According to NEITI, $13.18 billion or 90.8 per cen’t was from crude oil and $1.32 billion or 9.1 per cent from gas.
NEITI in its “commodity trading for 2017” report released on Wednesday, noted that of that amount, NNPC deducted N297 billion from earnings from the Domestic Crude Allocation as costs and losses. A breakdown showed that N141.6 billion went to under-recovery on petroleum products; N25 billion for crude and product losses; N130.4 billion for pipeline repairs and maintenance.
The sum of N77.92 billion was under-remitted by NNPC to the Federation Account from Domestic Crude Allocation in the period under review.
The Corporation acknowledges the under-remittance and states that there is an ongoing reconciliation to net off the N77.92 billion from “the established Federation indebtedness to the Corporation of N797bn arising arising from KPMG Forensic audit of the Corporation at the instance of the Federation.”
NEITI also revealed that Nigeria produced 692 million barrels of crude oil in 2017.
It noted that out of the amount 240.9 million barrels representing 35 per cent of the total crude oil production for the year went to the federation account.
According to the report, the federation share for the period under review was 4 per cent higher than the 231.6 million barrels in the same category for 2016 but was 19 per cent lower than the 297.8 million barrels for 2015.
This shows that while there was a slight improvement on the figure for 2016 (a year characterized by vandalism and sabotage of oil facilities), crude production for 2017 was about a fifth less than the 2015 level.
Commenting on the report, Executive Secretary of NEITI, Mr.

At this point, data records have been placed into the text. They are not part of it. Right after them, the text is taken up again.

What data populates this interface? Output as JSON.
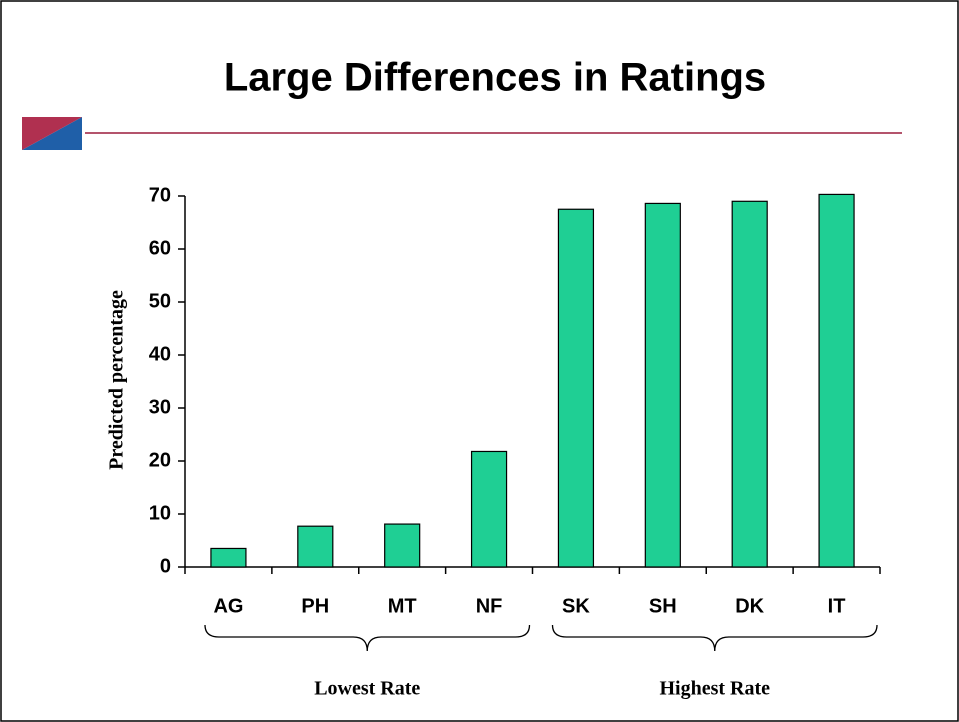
{
  "chart_data": {
    "type": "bar",
    "title": "Large Differences in Ratings",
    "y_label": "Predicted percentage",
    "categories": [
      "AG",
      "PH",
      "MT",
      "NF",
      "SK",
      "SH",
      "DK",
      "IT"
    ],
    "values": [
      3.5,
      7.7,
      8.1,
      21.8,
      67.5,
      68.6,
      69,
      70.3
    ],
    "color": "#1fcf94",
    "ylim": [
      0,
      70
    ],
    "yticks": [
      0,
      10,
      20,
      30,
      40,
      50,
      60,
      70
    ],
    "grid": false,
    "annotations": [
      "Lowest Rate",
      "Highest Rate"
    ]
  }
}
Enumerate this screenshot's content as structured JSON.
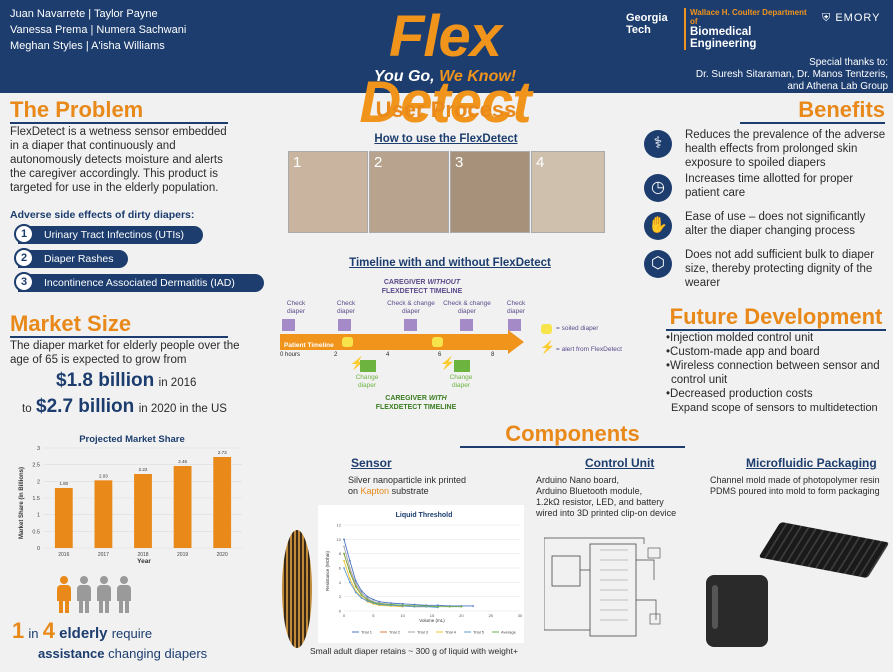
{
  "header": {
    "authors": [
      "Juan Navarrete | Taylor Payne",
      "Vanessa Prema | Numera Sachwani",
      "Meghan Styles | A'isha Williams"
    ],
    "title": "Flex Detect",
    "tagline_a": "You Go,",
    "tagline_b": "We Know!",
    "logo_georgia": "Georgia Tech",
    "logo_coulter_1": "Wallace H. Coulter Department of",
    "logo_coulter_2": "Biomedical Engineering",
    "logo_emory": "EMORY",
    "thanks": [
      "Special thanks to:",
      "Dr. Suresh Sitaraman, Dr. Manos Tentzeris,",
      "and Athena Lab Group"
    ]
  },
  "problem": {
    "heading": "The Problem",
    "body": "FlexDetect is a wetness sensor embedded in a diaper that continuously and autonomously detects moisture and alerts the caregiver accordingly. This product is targeted for use in the elderly population.",
    "effects_title": "Adverse side effects of dirty diapers:",
    "effects": [
      {
        "num": "1",
        "label": "Urinary Tract Infectinos (UTIs)"
      },
      {
        "num": "2",
        "label": "Diaper Rashes"
      },
      {
        "num": "3",
        "label": "Incontinence Associated Dermatitis (IAD)"
      }
    ]
  },
  "market": {
    "heading": "Market Size",
    "body": "The diaper market for elderly people over the age of 65 is expected to grow from",
    "v1": "$1.8 billion",
    "v1_suffix": "in 2016",
    "v2_prefix": "to",
    "v2": "$2.7 billion",
    "v2_suffix": "in 2020 in the US",
    "stat_1": "1",
    "stat_in": "in",
    "stat_4": "4",
    "stat_elderly": "elderly",
    "stat_require": "require",
    "stat_assist": "assistance",
    "stat_changing": "changing diapers"
  },
  "chart_data": [
    {
      "type": "bar",
      "title": "Projected Market Share",
      "xlabel": "Year",
      "ylabel": "Market Share (in Billions)",
      "categories": [
        "2016",
        "2017",
        "2018",
        "2019",
        "2020"
      ],
      "values": [
        1.8,
        2.03,
        2.22,
        2.46,
        2.73
      ],
      "ylim": [
        0,
        3
      ],
      "yticks": [
        "0",
        "0.5",
        "1",
        "1.5",
        "2",
        "2.5",
        "3"
      ],
      "value_labels": [
        "1.80",
        "2.03",
        "2.22",
        "2.46",
        "2.73"
      ],
      "color": "#e8891a"
    },
    {
      "type": "line",
      "title": "Liquid Threshold",
      "xlabel": "Volume (mL)",
      "ylabel": "Resistance (MOhm)",
      "xlim": [
        0,
        30
      ],
      "ylim": [
        0,
        12
      ],
      "xticks": [
        "0",
        "5",
        "10",
        "15",
        "20",
        "25",
        "30"
      ],
      "yticks": [
        "0",
        "2",
        "4",
        "6",
        "8",
        "10",
        "12"
      ],
      "series": [
        {
          "name": "Trial 1",
          "color": "#4a74c4",
          "x": [
            0,
            1,
            2,
            3,
            4,
            5,
            6,
            8,
            10,
            12,
            14,
            16,
            18,
            20,
            22
          ],
          "y": [
            10,
            7,
            4.2,
            2.8,
            2,
            1.6,
            1.3,
            1.1,
            1,
            0.9,
            0.8,
            0.8,
            0.7,
            0.7,
            0.7
          ]
        },
        {
          "name": "Trial 2",
          "color": "#e07b39",
          "x": [
            0,
            1,
            2,
            3,
            4,
            5,
            6,
            8,
            10,
            12,
            14
          ],
          "y": [
            8,
            5.5,
            3.5,
            2.2,
            1.5,
            1.2,
            1,
            0.8,
            0.7,
            0.6,
            0.6
          ]
        },
        {
          "name": "Trial 3",
          "color": "#a5a5a5",
          "x": [
            0,
            1,
            2,
            3,
            4,
            5,
            6,
            8,
            10,
            12
          ],
          "y": [
            9,
            6,
            3.8,
            2.5,
            1.8,
            1.3,
            1.1,
            0.9,
            0.8,
            0.7
          ]
        },
        {
          "name": "Trial 4",
          "color": "#f2c12e",
          "x": [
            0,
            1,
            2,
            3,
            4,
            5,
            6,
            8,
            10
          ],
          "y": [
            7,
            4.5,
            2.8,
            1.9,
            1.3,
            1,
            0.8,
            0.7,
            0.6
          ]
        },
        {
          "name": "Trial 5",
          "color": "#5b9bd5",
          "x": [
            0,
            1,
            2,
            3,
            4,
            5,
            6,
            8,
            10,
            12,
            14,
            16
          ],
          "y": [
            6,
            4,
            2.6,
            1.8,
            1.4,
            1.1,
            0.9,
            0.8,
            0.7,
            0.6,
            0.6,
            0.5
          ]
        },
        {
          "name": "Average",
          "color": "#70ad47",
          "x": [
            0,
            1,
            2,
            3,
            4,
            5,
            6,
            8,
            10,
            12,
            14,
            16,
            18,
            20
          ],
          "y": [
            8,
            5.4,
            3.4,
            2.2,
            1.6,
            1.2,
            1,
            0.9,
            0.8,
            0.7,
            0.7,
            0.6,
            0.6,
            0.6
          ]
        }
      ]
    }
  ],
  "user_process": {
    "heading": "User Process",
    "how_title": "How to use the FlexDetect",
    "photo_nums": [
      "1",
      "2",
      "3",
      "4"
    ],
    "timeline_title": "Timeline with and without FlexDetect",
    "without_1": "CAREGIVER",
    "without_2": "WITHOUT",
    "without_3": "FLEXDETECT TIMELINE",
    "with_1": "CAREGIVER",
    "with_2": "WITH",
    "with_3": "FLEXDETECT TIMELINE",
    "top_events": [
      {
        "label": "Check diaper",
        "x": 0.0
      },
      {
        "label": "Check diaper",
        "x": 0.33
      },
      {
        "label": "Check & change diaper",
        "x": 0.59
      },
      {
        "label": "Check & change diaper",
        "x": 0.85
      },
      {
        "label": "Check diaper",
        "x": 1.0
      }
    ],
    "patient_timeline": "Patient Timeline",
    "ticks": [
      "0 hours",
      "2",
      "4",
      "6",
      "8"
    ],
    "bottom_events": [
      "Change diaper",
      "Change diaper"
    ],
    "legend_soiled": "= soiled diaper",
    "legend_alert": "= alert from FlexDetect"
  },
  "benefits": {
    "heading": "Benefits",
    "items": [
      {
        "icon": "caduceus-icon",
        "glyph": "⚕",
        "text": "Reduces the prevalence of the adverse health effects from prolonged skin exposure to spoiled diapers"
      },
      {
        "icon": "clock-icon",
        "glyph": "◷",
        "text": "Increases time allotted for proper patient care"
      },
      {
        "icon": "hand-icon",
        "glyph": "✋",
        "text": "Ease of use – does not significantly alter the diaper changing process"
      },
      {
        "icon": "cube-icon",
        "glyph": "⬡",
        "text": "Does not add sufficient bulk to diaper size, thereby protecting dignity of the wearer"
      }
    ]
  },
  "future": {
    "heading": "Future Development",
    "items": [
      "Injection molded control unit",
      "Custom-made app and board",
      "Wireless connection between sensor and control unit",
      "Decreased production costs"
    ],
    "extra": "Expand scope of sensors to multidetection"
  },
  "components": {
    "heading": "Components",
    "sensor_title": "Sensor",
    "sensor_body_1": "Silver nanoparticle ink printed",
    "sensor_body_on": "on",
    "sensor_body_kapton": "Kapton",
    "sensor_body_2": "substrate",
    "sensor_caption": "Small adult diaper retains ~ 300 g of liquid with weight+",
    "control_title": "Control Unit",
    "control_body": [
      "Arduino Nano board,",
      "Arduino Bluetooth module,",
      "1.2kΩ resistor, LED, and battery",
      "wired into 3D printed clip-on device"
    ],
    "micro_title": "Microfluidic Packaging",
    "micro_body": [
      "Channel mold made of photopolymer resin",
      "PDMS poured into mold to form packaging"
    ]
  },
  "colors": {
    "navy": "#1c3d6e",
    "orange": "#e8891a",
    "green": "#6db33f",
    "purple": "#a48bc8",
    "yellow": "#f7e34a"
  }
}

Waziri Adio states that the report is part of the decision of the global Extractive Industries Transparency Initiative (EITI) to add commodity trading transparency to its scope of coverage through stand-alone and in-depth reports.

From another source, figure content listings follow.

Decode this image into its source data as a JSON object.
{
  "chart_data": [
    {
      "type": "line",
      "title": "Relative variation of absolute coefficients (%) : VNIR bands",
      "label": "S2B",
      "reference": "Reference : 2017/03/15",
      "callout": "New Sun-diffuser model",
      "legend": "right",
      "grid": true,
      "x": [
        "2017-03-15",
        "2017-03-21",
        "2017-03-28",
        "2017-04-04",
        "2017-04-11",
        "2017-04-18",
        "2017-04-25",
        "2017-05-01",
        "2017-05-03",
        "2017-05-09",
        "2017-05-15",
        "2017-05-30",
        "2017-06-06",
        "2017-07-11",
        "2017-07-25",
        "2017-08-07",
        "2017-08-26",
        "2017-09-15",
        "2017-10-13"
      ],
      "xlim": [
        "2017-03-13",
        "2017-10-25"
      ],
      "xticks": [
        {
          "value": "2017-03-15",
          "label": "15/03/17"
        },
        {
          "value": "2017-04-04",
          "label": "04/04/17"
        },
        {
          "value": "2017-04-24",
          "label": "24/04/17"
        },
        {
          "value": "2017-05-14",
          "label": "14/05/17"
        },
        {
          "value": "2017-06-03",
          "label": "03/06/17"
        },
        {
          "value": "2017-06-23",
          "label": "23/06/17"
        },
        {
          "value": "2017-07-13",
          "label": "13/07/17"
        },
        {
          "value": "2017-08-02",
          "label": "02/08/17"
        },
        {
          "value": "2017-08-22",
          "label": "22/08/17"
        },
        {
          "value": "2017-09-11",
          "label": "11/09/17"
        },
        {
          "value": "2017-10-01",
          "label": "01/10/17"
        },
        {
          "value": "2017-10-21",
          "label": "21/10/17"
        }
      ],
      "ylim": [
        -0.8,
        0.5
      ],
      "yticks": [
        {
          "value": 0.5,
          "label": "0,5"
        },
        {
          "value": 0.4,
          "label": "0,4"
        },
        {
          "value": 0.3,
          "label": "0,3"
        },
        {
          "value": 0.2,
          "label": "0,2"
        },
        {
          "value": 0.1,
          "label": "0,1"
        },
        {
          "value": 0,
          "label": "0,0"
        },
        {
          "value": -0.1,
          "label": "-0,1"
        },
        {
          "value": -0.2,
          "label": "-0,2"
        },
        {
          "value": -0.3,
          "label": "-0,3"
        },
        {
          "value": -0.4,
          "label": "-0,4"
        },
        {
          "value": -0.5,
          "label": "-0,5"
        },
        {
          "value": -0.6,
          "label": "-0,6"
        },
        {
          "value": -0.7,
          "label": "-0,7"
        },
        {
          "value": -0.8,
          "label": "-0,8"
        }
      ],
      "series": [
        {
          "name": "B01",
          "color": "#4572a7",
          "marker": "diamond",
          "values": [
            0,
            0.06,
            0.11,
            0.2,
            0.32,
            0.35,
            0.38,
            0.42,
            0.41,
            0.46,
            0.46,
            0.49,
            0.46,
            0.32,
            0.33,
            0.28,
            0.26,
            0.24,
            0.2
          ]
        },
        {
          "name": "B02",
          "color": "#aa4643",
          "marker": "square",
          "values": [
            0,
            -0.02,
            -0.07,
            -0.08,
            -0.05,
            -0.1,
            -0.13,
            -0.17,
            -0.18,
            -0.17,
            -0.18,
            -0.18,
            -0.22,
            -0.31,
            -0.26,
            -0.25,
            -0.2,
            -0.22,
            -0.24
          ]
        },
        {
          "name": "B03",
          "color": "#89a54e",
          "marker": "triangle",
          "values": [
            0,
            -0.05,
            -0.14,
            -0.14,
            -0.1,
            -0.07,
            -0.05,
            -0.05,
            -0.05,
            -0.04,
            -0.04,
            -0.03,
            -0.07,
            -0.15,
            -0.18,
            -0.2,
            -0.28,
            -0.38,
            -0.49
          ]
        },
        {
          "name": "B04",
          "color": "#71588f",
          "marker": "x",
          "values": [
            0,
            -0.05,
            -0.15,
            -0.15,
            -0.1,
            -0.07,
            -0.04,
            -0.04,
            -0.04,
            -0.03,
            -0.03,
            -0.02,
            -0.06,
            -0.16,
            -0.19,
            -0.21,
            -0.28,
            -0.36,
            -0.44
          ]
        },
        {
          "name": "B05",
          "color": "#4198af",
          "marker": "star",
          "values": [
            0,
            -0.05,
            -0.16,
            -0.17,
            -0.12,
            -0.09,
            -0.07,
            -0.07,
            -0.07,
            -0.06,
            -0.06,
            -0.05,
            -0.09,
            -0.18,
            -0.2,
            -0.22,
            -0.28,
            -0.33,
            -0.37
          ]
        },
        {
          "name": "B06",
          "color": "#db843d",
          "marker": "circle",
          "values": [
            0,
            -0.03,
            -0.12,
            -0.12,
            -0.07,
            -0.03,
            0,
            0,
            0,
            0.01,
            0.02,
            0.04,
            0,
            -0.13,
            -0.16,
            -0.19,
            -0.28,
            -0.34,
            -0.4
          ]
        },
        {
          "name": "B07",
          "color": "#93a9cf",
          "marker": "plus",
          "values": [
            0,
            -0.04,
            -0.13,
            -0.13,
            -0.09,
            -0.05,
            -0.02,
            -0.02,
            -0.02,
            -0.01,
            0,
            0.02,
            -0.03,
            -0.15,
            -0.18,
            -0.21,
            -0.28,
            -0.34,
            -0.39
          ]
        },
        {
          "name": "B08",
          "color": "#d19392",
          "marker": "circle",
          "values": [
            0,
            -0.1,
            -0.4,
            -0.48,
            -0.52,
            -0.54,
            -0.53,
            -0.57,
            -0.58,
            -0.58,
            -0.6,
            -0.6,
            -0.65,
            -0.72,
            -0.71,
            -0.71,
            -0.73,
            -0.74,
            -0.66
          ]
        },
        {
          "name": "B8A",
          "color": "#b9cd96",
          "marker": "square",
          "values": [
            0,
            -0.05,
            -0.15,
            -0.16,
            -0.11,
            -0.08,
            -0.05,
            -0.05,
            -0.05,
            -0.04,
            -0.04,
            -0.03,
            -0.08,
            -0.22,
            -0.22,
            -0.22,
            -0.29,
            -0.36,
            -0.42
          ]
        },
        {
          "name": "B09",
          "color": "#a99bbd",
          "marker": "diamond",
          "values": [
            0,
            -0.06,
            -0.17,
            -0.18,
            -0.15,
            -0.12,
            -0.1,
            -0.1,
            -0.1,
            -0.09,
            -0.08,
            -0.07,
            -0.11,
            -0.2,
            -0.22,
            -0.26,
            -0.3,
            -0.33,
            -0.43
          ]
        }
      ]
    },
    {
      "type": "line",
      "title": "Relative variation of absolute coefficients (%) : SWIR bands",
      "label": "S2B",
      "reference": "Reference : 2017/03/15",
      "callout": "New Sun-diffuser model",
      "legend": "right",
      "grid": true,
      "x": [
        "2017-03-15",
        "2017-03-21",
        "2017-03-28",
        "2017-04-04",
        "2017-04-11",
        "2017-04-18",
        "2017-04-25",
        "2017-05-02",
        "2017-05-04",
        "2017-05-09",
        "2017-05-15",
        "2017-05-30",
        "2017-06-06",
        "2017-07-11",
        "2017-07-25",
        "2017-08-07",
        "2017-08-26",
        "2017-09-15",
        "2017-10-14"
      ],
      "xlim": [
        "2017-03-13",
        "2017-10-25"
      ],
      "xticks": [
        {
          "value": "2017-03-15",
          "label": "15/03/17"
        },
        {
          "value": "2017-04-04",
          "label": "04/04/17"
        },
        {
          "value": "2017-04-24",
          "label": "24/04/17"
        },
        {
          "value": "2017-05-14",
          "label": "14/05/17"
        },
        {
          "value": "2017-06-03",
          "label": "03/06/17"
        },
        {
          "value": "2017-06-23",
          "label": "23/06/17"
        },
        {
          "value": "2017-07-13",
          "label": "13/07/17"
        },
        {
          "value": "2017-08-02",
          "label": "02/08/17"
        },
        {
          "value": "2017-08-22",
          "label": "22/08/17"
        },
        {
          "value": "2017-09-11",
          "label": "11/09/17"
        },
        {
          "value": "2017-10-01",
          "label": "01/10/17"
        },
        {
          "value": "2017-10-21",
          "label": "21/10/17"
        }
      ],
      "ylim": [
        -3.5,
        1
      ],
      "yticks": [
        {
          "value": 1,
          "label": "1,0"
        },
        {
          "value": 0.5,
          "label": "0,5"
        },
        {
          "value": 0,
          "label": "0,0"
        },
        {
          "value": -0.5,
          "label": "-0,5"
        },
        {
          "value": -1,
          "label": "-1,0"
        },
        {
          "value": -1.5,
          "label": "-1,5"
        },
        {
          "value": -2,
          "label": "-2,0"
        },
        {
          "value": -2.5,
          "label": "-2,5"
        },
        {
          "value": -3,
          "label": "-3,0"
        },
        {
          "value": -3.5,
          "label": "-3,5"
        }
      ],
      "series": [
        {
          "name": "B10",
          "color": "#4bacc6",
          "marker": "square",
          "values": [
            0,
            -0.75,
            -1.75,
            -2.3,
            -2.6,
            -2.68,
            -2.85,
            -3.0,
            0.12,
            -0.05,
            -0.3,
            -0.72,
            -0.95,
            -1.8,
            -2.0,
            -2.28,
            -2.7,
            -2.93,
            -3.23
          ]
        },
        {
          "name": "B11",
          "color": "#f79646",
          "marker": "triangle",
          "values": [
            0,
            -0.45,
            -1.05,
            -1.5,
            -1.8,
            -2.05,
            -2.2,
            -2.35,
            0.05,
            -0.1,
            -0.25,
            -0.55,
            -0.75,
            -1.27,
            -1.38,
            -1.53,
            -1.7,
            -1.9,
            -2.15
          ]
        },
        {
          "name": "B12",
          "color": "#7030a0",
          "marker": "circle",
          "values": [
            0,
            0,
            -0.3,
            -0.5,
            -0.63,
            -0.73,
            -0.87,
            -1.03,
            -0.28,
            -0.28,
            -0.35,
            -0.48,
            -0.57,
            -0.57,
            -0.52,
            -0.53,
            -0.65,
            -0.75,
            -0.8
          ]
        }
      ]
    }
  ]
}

The objective, Mr. Adio stressed, “is to ensure. adequate returns to governments, increasing competition and efficiency in commodity trading, and ensuring greater public scrutiny of the resultant revenues.
“Resource-rich countries receive shares of minerals produced in their territories as equity shares or as in-kind payments, and these minerals are usually sold directly or indirectly to commodity traders through state-owned enterprises. However, the process and details of these sales are mostly shrouded in secrecy, even when more than half of the revenues from the extractive sector come from these sales. This is why the EITI resolved to beam more search-light on commodity trading. Nigeria is one of the five EITI-implementing countries selected to pilot this enhanced focus”.

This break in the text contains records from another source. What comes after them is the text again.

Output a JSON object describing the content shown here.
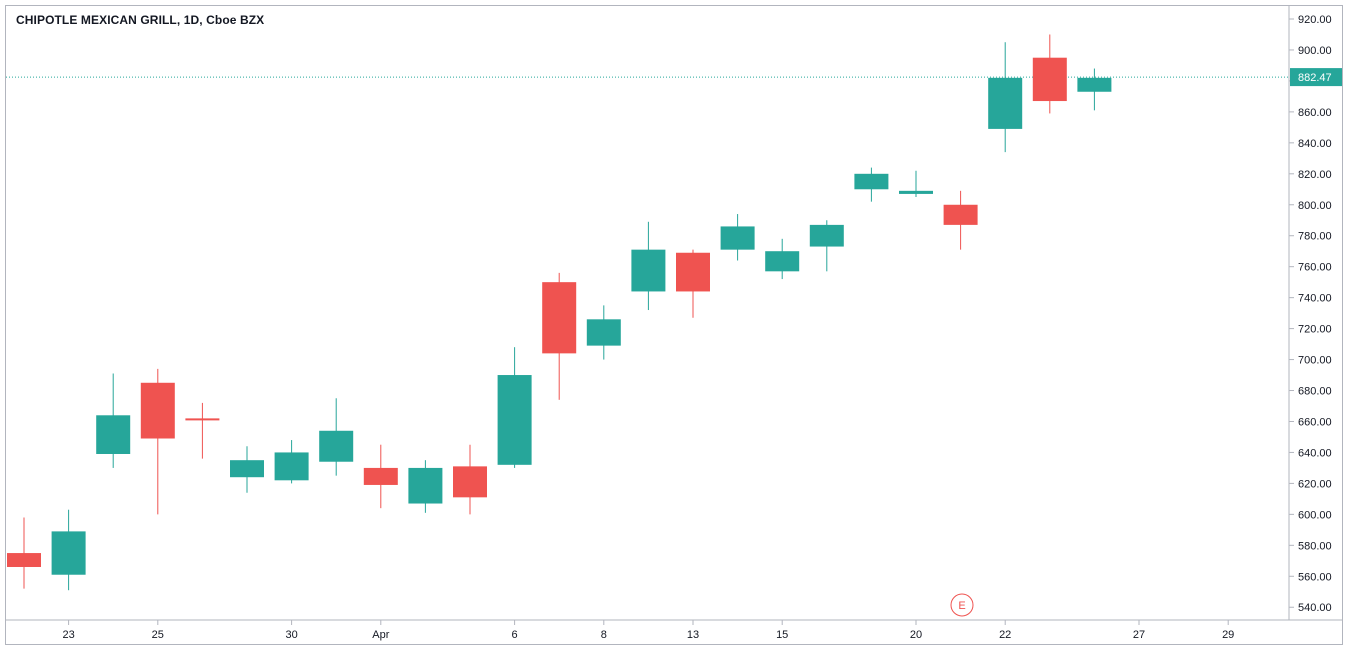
{
  "title": "CHIPOTLE MEXICAN GRILL, 1D, Cboe BZX",
  "colors": {
    "up": "#26a69a",
    "down": "#ef5350",
    "axis": "#b2b5be",
    "text": "#131722",
    "price_line": "#26a69a"
  },
  "last_price_label": "882.47",
  "earnings_marker": "E",
  "chart_data": {
    "type": "candlestick",
    "title": "CHIPOTLE MEXICAN GRILL, 1D, Cboe BZX",
    "ylim": [
      530,
      928
    ],
    "y_ticks": [
      "920.00",
      "900.00",
      "880.00",
      "860.00",
      "840.00",
      "820.00",
      "800.00",
      "780.00",
      "760.00",
      "740.00",
      "720.00",
      "700.00",
      "680.00",
      "660.00",
      "640.00",
      "620.00",
      "600.00",
      "580.00",
      "560.00",
      "540.00"
    ],
    "x_ticks": [
      "23",
      "25",
      "30",
      "Apr",
      "6",
      "8",
      "13",
      "15",
      "20",
      "22",
      "27",
      "29"
    ],
    "last_price": 882.47,
    "candles": [
      {
        "date": "22",
        "open": 575,
        "high": 598,
        "low": 552,
        "close": 566
      },
      {
        "date": "23",
        "open": 561,
        "high": 603,
        "low": 551,
        "close": 589
      },
      {
        "date": "24",
        "open": 639,
        "high": 691,
        "low": 630,
        "close": 664
      },
      {
        "date": "25",
        "open": 685,
        "high": 694,
        "low": 600,
        "close": 649
      },
      {
        "date": "26",
        "open": 662,
        "high": 672,
        "low": 636,
        "close": 661
      },
      {
        "date": "27",
        "open": 624,
        "high": 644,
        "low": 614,
        "close": 635
      },
      {
        "date": "30",
        "open": 622,
        "high": 648,
        "low": 620,
        "close": 640
      },
      {
        "date": "31",
        "open": 634,
        "high": 675,
        "low": 625,
        "close": 654
      },
      {
        "date": "Apr",
        "open": 630,
        "high": 645,
        "low": 604,
        "close": 619
      },
      {
        "date": "2",
        "open": 607,
        "high": 635,
        "low": 601,
        "close": 630
      },
      {
        "date": "3",
        "open": 631,
        "high": 645,
        "low": 600,
        "close": 611
      },
      {
        "date": "6",
        "open": 632,
        "high": 708,
        "low": 630,
        "close": 690
      },
      {
        "date": "7",
        "open": 750,
        "high": 756,
        "low": 674,
        "close": 704
      },
      {
        "date": "8",
        "open": 709,
        "high": 735,
        "low": 700,
        "close": 726
      },
      {
        "date": "9",
        "open": 744,
        "high": 789,
        "low": 732,
        "close": 771
      },
      {
        "date": "13",
        "open": 769,
        "high": 771,
        "low": 727,
        "close": 744
      },
      {
        "date": "14",
        "open": 771,
        "high": 794,
        "low": 764,
        "close": 786
      },
      {
        "date": "15",
        "open": 757,
        "high": 778,
        "low": 752,
        "close": 770
      },
      {
        "date": "16",
        "open": 773,
        "high": 790,
        "low": 757,
        "close": 787
      },
      {
        "date": "17",
        "open": 810,
        "high": 824,
        "low": 802,
        "close": 820
      },
      {
        "date": "20",
        "open": 807,
        "high": 822,
        "low": 805,
        "close": 809
      },
      {
        "date": "21",
        "open": 800,
        "high": 809,
        "low": 771,
        "close": 787
      },
      {
        "date": "22",
        "open": 849,
        "high": 905,
        "low": 834,
        "close": 882
      },
      {
        "date": "23",
        "open": 895,
        "high": 910,
        "low": 859,
        "close": 867
      },
      {
        "date": "24",
        "open": 873,
        "high": 888,
        "low": 861,
        "close": 882
      }
    ]
  }
}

A further breakdown of key findings in the report show that 240.9 million barrels federation share for 2017 was disaggregated with Domestic Crude Allocation (DCA) getting 105. 9 million barrels or 44 per cent of federation share; FIRS Liftings: 57.3 million barrels or 24 per cent of federation share; Federation Export: 50. 2 million barrels or 21 per cent; Third Party Financing: 17.6 million or 7 per cent; and DPR liftings: 9.9 million barrels or 4% of federation share.
Out of the 105.9 million barrels for Domestic Crude Allocation (DCA), the crude assigned for local supply of refined products was Direct Sale Direct Purchase (DSDP): 72. 8 million barrels or 69 per cent; Refineries: 26. 5 million barrels or 25 per cent; Product Exchange: 4.7 million barrels or 4 per cent; Export (unutilized portion of DCA): 1.9 million barrels or 2 per cent.
The report further showed that the federation crude went to 29 destinations in 2017, with the top-five being: India with 41.3 million barrels (17.12%); USA, 30.6 million (12.72%); local refineries, 26.5 million barrels (10.98%); Netherlands, 22.9 million barrels (9.5%); and Spain, 21 million barrels (8.83%).
There were 60 individual and consortiums of buyers of federation’s crude in 2017.
“The top five buyers were: Duke Oil Company, the trading arm of NNPC, which lifted 29.3m barrels or 12.16%; TOTSA/Total oil Trading, which lifted 18.4m barrels or 7.67%; Port Harcourt Refinery which lifted 18m barrels or 7.49%; SIR/Sahara Energy Resources which lifted 15.2m barrels or 6.32%; And LITASCO SA/MRS Oil and Gas which lifted 10.5m or 4.38%,” it added.
The study however, did not cover other revenue streams from the sector such as Petroleum Profit Tax (PPT), royalties, signature bonuses, dividends, penalties and fees, statutory payments etc.